NRA and the McDonald Case
Via The Packing Rat, comes this:
The NRA Respondents-Supporting-Petitioners, in McDonald v. Chicago, have filed a Motion for Divided Argument to request time at oral arguments. Petitioner opposed this motion.
In short, the NRA, represented by Paul Clement at King & Spalding, is asking to divide Gura’s time, and to get 10 minutes to argue. The NRA argues that Gura’s brief spent primarily focused on arguing in favor of extending the right to keep and bear arms through the Privileges or Immunities Clause, rather than the Due Process Clause. The NRA argues that the Court needs to hear an argument in favor of the Due Process Clause.
January 6th, 2010 at 10:54 am
SCOTUS decided to accept Gura’s petition and not the NRA due process petition. Obviously the court wants to hear the novel P &I arguement not due process.
January 6th, 2010 at 11:05 am
Alan Gura has a pretty good track record. I’d be inclined to trust his judgement.
January 6th, 2010 at 11:06 am
It is just me, or are the Supreme Court justices supremely lazy? They can’t grant an additional ten minutes to the NRA? Why are the oral arguments so limited?
January 6th, 2010 at 1:05 pm
It is only a courtesy to the Court. Every Supreme Court practitioner knows that the Court is not bound by the parties’ briefs/arguments or even the question(s) the Court has certified. The Court can decide a case on any basis and, on Constitutional questions, it mostly does on what it has thought and not what the parties wanted it to think.
January 6th, 2010 at 3:10 pm
Hasn’t Gura already ceded half of his time to the AG of Texas?
January 6th, 2010 at 3:25 pm
SCOTUS decided that there would be 30 minutes for this case. That is their call.

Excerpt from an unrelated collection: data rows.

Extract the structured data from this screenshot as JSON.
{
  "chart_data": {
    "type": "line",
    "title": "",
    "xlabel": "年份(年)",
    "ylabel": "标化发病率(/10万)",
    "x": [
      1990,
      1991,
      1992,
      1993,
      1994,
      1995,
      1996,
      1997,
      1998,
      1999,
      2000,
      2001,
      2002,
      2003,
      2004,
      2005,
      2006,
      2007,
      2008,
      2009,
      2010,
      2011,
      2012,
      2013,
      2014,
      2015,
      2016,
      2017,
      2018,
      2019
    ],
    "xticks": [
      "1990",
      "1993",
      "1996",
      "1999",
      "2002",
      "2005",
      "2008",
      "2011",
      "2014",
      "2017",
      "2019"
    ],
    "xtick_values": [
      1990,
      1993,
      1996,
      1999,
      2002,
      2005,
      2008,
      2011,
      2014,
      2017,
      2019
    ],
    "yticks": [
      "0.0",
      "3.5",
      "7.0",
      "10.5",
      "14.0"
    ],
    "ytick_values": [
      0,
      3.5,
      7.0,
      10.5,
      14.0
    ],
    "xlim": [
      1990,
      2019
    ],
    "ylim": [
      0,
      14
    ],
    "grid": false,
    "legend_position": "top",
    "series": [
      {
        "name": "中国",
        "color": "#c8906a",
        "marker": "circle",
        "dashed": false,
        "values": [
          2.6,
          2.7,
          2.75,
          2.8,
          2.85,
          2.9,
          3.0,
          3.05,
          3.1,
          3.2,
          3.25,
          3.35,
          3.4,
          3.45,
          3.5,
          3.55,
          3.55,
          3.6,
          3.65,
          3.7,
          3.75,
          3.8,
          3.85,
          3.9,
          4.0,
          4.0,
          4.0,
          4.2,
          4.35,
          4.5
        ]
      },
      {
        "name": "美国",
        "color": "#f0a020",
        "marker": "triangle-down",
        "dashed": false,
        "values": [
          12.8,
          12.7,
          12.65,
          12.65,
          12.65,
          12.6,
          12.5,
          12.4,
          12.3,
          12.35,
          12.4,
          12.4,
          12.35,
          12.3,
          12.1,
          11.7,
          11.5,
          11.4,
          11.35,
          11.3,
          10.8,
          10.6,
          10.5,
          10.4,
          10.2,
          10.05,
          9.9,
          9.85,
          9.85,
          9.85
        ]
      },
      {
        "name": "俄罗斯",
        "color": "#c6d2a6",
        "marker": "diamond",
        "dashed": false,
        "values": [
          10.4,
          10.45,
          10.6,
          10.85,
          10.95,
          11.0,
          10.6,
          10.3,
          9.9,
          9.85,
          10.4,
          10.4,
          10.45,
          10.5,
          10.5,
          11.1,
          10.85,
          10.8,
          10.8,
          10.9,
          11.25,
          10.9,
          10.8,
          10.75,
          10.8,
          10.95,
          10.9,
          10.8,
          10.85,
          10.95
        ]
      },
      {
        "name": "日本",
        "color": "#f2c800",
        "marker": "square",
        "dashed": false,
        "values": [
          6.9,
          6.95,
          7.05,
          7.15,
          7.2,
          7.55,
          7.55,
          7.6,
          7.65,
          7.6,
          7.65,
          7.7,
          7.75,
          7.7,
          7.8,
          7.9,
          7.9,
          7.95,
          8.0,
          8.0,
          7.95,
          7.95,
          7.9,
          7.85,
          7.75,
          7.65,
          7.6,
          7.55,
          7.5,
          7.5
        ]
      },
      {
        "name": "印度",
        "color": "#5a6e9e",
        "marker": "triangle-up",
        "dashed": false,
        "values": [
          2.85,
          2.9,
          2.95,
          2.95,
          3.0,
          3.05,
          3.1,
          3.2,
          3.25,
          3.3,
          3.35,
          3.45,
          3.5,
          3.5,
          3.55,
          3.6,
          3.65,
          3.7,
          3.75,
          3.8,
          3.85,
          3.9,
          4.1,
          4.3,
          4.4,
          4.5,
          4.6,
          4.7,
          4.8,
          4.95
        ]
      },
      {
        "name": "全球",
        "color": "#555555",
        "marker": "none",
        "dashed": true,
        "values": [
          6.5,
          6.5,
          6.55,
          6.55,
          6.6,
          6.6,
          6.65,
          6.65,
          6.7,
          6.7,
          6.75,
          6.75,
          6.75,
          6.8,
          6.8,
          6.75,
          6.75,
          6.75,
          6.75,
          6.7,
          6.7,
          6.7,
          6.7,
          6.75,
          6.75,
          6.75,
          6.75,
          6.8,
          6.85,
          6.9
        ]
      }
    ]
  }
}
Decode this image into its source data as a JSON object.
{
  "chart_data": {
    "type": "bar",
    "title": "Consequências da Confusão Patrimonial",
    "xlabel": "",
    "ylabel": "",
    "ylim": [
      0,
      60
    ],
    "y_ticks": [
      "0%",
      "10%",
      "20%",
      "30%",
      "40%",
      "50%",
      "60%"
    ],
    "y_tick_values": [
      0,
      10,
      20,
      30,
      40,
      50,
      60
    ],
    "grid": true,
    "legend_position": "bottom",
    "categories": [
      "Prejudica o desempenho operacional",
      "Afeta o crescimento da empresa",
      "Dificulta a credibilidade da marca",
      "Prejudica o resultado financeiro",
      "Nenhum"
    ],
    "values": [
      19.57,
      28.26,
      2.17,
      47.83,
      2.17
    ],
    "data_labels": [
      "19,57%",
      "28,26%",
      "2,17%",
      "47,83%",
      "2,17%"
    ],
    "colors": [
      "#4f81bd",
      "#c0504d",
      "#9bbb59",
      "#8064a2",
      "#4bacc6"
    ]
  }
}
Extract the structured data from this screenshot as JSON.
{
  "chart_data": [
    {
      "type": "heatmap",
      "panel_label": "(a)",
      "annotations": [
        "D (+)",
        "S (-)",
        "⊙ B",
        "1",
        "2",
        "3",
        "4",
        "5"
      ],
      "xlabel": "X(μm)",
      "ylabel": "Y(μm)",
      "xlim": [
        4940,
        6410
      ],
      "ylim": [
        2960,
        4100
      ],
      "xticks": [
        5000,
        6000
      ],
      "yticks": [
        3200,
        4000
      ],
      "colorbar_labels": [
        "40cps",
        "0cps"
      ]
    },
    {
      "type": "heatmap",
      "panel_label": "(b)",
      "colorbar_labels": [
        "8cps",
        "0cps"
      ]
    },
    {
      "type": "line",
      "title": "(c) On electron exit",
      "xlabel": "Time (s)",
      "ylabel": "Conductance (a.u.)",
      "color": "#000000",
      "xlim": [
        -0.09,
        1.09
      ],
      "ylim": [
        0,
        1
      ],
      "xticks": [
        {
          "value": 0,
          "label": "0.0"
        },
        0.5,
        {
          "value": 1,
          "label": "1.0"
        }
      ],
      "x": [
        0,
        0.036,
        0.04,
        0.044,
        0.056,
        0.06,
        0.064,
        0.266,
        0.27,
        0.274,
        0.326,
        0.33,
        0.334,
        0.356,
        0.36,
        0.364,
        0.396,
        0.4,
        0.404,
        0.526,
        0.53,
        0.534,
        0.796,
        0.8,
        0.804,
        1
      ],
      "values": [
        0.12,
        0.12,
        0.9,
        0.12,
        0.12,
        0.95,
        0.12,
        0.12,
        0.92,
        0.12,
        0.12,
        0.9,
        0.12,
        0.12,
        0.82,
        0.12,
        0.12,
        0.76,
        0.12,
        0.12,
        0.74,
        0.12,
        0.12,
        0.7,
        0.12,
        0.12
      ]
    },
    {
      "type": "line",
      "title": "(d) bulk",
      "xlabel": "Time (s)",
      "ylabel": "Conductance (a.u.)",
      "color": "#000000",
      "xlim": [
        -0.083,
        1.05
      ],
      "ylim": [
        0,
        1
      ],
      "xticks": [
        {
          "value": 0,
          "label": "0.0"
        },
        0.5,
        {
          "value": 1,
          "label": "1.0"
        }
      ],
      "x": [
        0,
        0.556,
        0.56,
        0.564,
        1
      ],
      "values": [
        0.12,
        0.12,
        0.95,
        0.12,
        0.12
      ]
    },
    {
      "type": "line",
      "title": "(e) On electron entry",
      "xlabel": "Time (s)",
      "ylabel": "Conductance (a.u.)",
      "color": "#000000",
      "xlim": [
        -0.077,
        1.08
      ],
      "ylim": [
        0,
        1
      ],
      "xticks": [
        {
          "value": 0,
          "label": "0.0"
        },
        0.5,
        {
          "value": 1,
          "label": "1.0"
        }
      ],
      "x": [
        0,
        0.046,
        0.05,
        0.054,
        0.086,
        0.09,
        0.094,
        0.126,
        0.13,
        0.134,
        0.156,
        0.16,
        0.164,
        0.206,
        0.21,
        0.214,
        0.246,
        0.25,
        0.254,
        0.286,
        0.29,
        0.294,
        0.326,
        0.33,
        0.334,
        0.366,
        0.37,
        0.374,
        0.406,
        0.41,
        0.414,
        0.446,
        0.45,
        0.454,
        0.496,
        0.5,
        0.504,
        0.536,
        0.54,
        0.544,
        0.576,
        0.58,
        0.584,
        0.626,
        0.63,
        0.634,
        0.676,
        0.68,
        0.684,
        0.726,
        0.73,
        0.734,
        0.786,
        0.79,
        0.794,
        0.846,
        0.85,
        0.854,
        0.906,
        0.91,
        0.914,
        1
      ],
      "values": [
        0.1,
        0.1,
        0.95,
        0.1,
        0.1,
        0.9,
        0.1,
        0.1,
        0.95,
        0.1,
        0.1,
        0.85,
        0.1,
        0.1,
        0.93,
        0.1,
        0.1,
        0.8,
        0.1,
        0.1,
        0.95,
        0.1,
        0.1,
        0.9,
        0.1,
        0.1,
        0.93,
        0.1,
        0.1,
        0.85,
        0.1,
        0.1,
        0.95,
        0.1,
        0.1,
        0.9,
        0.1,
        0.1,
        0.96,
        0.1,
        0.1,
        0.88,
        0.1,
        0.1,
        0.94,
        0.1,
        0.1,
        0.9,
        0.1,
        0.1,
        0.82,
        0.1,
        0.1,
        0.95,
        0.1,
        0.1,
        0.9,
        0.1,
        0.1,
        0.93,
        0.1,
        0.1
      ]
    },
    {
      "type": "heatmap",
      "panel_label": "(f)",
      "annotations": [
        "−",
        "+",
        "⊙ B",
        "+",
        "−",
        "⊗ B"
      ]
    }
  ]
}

January 6th, 2010 at 3:26 pm
The AG of 37 states asked when they filed their amicus in mid November for 10 minutes time. Alan Gura did not oppose the motion. It has not been decided by SCOTUS. The NRA asked on 1/5/10 for 10 minutes time which could effectively leave Gura with 10 minutes only. He has to oppose their motion. Why they couldn’t have decided that they wanted the time back in November is a mystery. They also got Paul Clement who argued against Heller as the attorney that they would like. In Heller, NRA did everything they could do to undermine the case and Alan Gura. Remember the Robert Novak hit piece on him? Are they really for RKBA or is it that they have to be the only game in town.
January 6th, 2010 at 5:39 pm
RKBA, I think it’s more they would like to preserve their cash cow and the NRA-ILA.If strict scrutiny gets applied to the 2nd the NRA goes back to being a Instructor and range certifying org which is nowhere as cool as being a large and noisy lobbying group with a lot of political clout.
January 6th, 2010 at 8:42 pm
I hope to God the NRA doesn’t torpedo Alan…
January 6th, 2010 at 9:17 pm
The NRA NEEDS gun control. They would not have the membership or the funds that they do without gun control as a hot button issue. The Fudds alone cannot supoort the NRA in the style to which it is accustomed.
Like Jessie Jackson and race baiting, the NRA is nothing without gun control as an antagonist.
January 6th, 2010 at 10:30 pm
A 50-50 split sounds reasonable. If Alan was originally going to devote most of his time to the P&I clause, he can instead devote all of it to his pet issue, and let the NRA argue the traditional incorporation argument. Alan has the better argument overall, but the Second Amendment wins either way.
January 7th, 2010 at 5:48 am
I don’t believe the NRA is worried about their ‘cash cow’, even if (more likely when) this case is successful, it will still take decades to unwind all the draconian gun laws around the country. During that time there will be setbacks & likely even a negative change in popular opinion towards firearms.
There will always be a need for an organization like the NRA.